Cs in high oxidation states and as a p-block element

TL;DR

This study reveals that cesium can attain high oxidation states up to +5 under high pressure by sharing its 5p electrons with fluorine, challenging traditional views of alkali metal chemistry.

Contribution

First demonstration that cesium can be oxidized to high states under pressure by sharing inner shell electrons, expanding understanding of alkali metal chemistry.

Findings

Cesium forms stable Cs2+ and Cs3+ compounds at lower pressures.

Under pressure, Cs shares 5p electrons, acting like a p-block element.

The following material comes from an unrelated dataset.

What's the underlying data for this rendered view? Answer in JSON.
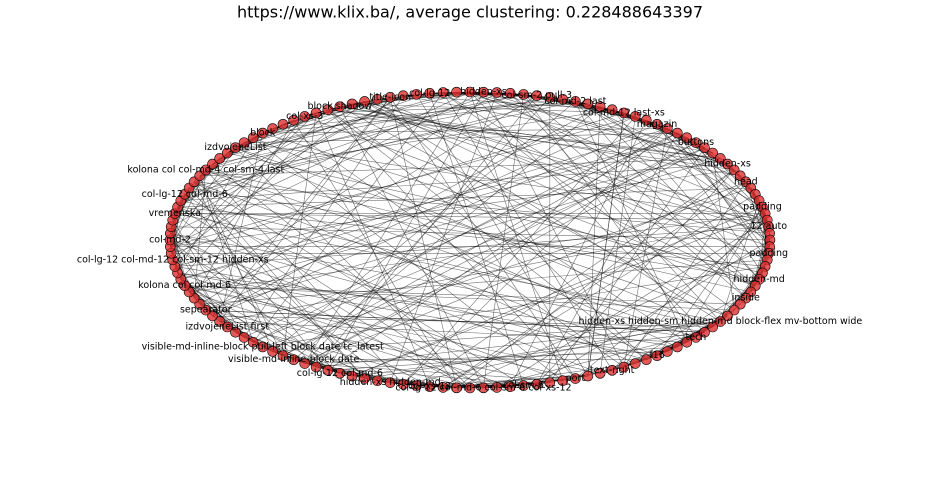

High oxidation states of Cs up to +5 are possible with fluorine.

Abstract

The major chemical feature of an element is the number of electrons available for forming chemical bonds. A doctrine rooted in the atomic shell model states that the atoms will maintain a complete inner shell while interacting with other atoms. Therefore, group IA elements, for example, are invariably stable in the +1 charge state because the p electrons of their inner shells do not react with other chemical species. This general rule governs our understanding of the structures and reactions of matter and has never been challenged. In this work, we show for the first time that while mixing with fluorine under pressure, Cs atoms will share their 5p electrons and become oxidized to a higher charge state. The formal oxidation state can be as high as +5 within the pressure range of our study (<200 GPa) and stable Cs2+ and Cs3+ compounds can form at lower pressures. While sharing its 5p electrons, Cs behaves like a p-block element forming compounds with molecular, covalent, ionic and metallic features. Considering the pressure range required for the CsFn compounds, the inner shell electrons in other group IA and IIA elements may also bond with F or other chemical species under higher pressure.